I hustled down the stairs and out into the day.
***
Twenty minutes later, I swung open the outer door to The Pink Beaver. I stepped inside, gave myself a shake, and took a deep breath. Act confident, I thought as I straightened my shoulders. I needed to look like a grown-up, responsible woman, someone who a person would be comfortable loaning money to.
Suddenly the door snapped shut behind me, whacking me on the butt. I stumbled forward, but quickly shot back up, straightening and smoothing my hair from my face. Well, it was a good thing I had gotten that little bit of embarrassment out of the way. Wouldn’t want to do that in front of Mr Raj.
I strode down the darkened hallway and paused again at the end with my hand on the door handle that led inside.
I again inhaled deeply. Time for a few self-fulfilling prophecy-type affirmations. I would get the money I needed from Mr Raj. I would prove that I wasn’t judgey. I would be cool and confident. I would be the personification of dignity.

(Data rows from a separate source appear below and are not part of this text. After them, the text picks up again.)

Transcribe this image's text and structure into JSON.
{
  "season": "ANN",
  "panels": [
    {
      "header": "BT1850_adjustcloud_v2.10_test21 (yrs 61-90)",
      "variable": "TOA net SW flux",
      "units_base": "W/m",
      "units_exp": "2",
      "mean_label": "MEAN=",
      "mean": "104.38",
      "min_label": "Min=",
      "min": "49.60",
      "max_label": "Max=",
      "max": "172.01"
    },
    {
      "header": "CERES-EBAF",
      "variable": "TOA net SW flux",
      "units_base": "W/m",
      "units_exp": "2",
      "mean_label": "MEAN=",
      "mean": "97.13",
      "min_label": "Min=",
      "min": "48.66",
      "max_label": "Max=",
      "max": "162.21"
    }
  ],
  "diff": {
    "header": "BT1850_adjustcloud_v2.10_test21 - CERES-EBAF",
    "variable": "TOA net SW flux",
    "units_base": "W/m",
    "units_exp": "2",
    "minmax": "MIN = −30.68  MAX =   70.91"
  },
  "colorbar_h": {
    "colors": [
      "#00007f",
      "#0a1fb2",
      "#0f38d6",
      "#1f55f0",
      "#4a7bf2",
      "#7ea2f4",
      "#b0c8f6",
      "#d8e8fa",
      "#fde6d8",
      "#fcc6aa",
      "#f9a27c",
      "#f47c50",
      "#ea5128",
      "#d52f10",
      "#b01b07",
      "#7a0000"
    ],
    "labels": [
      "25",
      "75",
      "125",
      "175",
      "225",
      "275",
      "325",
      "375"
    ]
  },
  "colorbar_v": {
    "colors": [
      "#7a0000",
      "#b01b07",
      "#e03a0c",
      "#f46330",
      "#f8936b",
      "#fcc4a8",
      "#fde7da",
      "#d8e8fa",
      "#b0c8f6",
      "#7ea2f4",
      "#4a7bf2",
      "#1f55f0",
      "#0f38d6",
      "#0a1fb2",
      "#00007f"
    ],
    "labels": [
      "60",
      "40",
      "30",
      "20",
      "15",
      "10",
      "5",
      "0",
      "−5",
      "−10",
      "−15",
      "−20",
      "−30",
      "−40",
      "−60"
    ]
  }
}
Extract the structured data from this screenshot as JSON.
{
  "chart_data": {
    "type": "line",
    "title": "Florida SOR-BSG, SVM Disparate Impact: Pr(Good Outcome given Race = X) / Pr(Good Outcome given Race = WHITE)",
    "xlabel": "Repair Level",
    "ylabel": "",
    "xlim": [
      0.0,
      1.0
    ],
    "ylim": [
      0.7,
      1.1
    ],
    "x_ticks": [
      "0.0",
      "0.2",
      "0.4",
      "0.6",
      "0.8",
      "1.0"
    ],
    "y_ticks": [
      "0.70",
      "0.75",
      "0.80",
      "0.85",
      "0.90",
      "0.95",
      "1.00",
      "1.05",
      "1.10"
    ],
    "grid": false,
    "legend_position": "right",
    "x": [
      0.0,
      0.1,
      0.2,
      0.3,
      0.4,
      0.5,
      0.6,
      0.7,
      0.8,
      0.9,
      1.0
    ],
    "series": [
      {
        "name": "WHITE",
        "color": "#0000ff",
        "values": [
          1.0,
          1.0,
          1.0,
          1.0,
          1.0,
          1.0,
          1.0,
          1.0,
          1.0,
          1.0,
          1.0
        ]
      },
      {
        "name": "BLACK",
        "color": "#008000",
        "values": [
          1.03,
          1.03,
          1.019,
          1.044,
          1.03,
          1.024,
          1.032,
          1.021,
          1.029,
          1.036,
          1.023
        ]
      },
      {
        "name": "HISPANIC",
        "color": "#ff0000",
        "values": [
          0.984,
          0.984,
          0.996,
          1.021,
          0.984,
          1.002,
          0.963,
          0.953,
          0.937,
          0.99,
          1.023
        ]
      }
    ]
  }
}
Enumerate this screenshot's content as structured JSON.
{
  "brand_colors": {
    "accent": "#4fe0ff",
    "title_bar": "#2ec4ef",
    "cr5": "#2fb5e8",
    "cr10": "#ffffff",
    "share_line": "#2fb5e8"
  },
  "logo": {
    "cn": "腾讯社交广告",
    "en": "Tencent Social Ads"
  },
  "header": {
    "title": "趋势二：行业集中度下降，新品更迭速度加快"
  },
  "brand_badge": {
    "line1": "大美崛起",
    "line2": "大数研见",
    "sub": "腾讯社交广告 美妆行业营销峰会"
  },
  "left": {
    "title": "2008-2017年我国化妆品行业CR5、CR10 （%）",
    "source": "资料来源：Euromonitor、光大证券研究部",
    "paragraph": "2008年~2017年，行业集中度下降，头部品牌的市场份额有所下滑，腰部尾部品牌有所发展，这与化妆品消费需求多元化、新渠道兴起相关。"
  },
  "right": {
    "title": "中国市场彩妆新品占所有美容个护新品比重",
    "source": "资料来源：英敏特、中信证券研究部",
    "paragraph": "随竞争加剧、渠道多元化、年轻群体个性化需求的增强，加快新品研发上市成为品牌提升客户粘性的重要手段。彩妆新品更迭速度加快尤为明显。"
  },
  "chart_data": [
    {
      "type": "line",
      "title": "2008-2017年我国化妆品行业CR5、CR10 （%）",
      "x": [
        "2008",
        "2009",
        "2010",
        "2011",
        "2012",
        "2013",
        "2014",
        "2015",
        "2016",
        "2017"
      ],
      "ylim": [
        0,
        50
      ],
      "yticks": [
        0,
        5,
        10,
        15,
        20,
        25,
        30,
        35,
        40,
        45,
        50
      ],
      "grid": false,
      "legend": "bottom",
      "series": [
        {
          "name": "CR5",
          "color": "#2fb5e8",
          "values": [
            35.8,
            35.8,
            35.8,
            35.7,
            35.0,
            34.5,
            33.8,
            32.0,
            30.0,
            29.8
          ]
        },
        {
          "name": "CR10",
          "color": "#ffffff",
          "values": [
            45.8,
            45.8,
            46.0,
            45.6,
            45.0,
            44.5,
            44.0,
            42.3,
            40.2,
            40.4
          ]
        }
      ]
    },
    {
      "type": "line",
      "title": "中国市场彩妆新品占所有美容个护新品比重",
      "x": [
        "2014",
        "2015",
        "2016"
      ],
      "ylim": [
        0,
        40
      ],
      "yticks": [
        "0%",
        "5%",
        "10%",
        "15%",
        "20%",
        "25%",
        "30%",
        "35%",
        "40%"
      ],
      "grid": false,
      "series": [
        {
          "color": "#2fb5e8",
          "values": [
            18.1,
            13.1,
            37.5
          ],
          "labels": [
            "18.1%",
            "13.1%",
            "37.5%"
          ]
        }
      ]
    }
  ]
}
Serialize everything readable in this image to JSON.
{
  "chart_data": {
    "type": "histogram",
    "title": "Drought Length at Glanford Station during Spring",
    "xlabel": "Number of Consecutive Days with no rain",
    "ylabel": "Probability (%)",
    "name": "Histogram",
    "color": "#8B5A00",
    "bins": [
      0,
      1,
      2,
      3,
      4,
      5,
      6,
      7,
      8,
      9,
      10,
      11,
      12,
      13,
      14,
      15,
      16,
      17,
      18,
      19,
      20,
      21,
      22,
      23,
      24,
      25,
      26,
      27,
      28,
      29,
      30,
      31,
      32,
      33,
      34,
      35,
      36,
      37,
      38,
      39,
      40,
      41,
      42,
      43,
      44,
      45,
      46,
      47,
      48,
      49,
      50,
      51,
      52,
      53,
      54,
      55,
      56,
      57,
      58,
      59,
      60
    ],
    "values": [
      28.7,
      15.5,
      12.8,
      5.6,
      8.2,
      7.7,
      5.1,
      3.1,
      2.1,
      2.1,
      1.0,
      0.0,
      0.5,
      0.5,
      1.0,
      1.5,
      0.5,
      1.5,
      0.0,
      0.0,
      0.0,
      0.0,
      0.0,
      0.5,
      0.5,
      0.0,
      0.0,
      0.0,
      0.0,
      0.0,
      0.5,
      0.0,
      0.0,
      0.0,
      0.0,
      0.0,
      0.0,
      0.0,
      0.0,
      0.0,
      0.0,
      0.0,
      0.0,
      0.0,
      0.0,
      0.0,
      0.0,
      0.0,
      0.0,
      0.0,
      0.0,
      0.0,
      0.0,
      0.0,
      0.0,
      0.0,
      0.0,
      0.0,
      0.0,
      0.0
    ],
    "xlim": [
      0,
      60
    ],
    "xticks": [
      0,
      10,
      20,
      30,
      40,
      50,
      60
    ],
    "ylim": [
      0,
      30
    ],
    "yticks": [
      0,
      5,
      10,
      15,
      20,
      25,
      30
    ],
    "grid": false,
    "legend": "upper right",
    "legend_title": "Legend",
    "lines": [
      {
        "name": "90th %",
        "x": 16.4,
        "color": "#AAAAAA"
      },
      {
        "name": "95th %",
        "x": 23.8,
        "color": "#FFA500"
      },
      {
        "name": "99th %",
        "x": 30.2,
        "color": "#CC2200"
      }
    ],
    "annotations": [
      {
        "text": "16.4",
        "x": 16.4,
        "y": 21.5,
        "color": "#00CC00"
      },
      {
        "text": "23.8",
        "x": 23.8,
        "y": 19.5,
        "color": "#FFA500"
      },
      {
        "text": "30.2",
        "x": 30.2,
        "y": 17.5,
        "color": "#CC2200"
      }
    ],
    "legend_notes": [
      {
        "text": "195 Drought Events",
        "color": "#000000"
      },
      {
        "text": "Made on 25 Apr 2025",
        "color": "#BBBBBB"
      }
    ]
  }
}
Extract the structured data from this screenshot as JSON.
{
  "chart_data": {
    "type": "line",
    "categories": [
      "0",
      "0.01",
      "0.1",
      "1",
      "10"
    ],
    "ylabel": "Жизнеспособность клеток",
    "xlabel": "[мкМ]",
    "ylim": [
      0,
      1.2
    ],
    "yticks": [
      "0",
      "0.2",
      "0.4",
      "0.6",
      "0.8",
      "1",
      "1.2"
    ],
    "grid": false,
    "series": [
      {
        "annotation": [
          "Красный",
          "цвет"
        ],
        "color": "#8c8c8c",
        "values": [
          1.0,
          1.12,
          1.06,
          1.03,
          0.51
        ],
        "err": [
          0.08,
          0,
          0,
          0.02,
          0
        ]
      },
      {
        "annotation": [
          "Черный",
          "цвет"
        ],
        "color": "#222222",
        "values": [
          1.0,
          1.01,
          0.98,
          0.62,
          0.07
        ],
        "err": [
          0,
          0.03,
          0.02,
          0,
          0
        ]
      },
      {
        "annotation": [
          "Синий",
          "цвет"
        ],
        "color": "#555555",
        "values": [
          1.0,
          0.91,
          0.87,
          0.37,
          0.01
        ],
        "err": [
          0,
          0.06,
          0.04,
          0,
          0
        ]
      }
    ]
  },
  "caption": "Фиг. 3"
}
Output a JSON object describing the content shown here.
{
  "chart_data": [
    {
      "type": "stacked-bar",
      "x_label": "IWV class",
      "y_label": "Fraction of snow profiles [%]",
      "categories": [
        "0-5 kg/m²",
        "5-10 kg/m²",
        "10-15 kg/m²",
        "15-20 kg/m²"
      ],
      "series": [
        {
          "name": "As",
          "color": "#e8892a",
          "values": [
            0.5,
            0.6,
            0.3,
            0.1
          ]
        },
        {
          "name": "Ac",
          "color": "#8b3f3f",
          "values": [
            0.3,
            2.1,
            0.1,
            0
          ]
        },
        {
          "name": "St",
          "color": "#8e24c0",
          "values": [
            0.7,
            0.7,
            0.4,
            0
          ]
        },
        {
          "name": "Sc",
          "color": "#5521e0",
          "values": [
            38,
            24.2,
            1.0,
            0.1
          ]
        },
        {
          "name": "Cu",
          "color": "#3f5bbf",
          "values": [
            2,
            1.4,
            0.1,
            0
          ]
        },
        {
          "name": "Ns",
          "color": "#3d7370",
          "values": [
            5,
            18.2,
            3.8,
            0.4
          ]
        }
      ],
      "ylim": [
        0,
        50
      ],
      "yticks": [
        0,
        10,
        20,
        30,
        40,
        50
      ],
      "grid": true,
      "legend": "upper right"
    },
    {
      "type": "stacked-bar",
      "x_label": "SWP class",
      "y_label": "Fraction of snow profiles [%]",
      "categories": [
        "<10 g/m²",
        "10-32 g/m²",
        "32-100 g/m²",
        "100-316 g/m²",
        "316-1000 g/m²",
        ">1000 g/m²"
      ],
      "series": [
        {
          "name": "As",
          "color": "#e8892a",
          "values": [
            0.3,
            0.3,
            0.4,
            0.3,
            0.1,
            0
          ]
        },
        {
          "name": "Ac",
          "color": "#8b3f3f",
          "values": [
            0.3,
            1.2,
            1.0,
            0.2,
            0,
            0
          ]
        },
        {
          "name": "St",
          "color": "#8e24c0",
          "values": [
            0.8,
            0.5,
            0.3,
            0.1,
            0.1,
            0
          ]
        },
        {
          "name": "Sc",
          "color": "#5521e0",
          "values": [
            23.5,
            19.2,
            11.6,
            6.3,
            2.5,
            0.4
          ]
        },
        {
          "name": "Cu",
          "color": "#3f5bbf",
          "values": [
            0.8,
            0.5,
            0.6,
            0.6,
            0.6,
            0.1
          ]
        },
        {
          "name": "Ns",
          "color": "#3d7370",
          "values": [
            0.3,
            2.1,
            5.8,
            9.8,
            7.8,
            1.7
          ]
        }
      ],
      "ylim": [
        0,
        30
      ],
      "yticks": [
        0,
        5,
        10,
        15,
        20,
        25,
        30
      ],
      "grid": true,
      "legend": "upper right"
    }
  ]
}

I opened my eyes and swung open the door.
SPLASH.
Chapter 18
I was drowning! Drowning above water! What was happening? I frantically pawed at my eyes while spluttering water out through my lips. Loud laughter and cheers surrounded me. I blinked my eyes open.
Of course. I should have known. Wet t-shirt day.
I pursed my lips and nodded at the woman standing in front of me with an empty bucket. I was pretty sure her name was Tanya, the one who had called me the other day, but in my mind I referred to her as Straightened Hair Girl Who Hates Me. ‘So, you greeting everyone this way? Or just me?’
She curled a lacquered lip and said, ‘Just you.’
I shook a little water out of my ear. ‘I see.’ Part of me wanted to say more, but I bit my tongue. I had a job to do.
Suddenly Mr Raj strode into the room.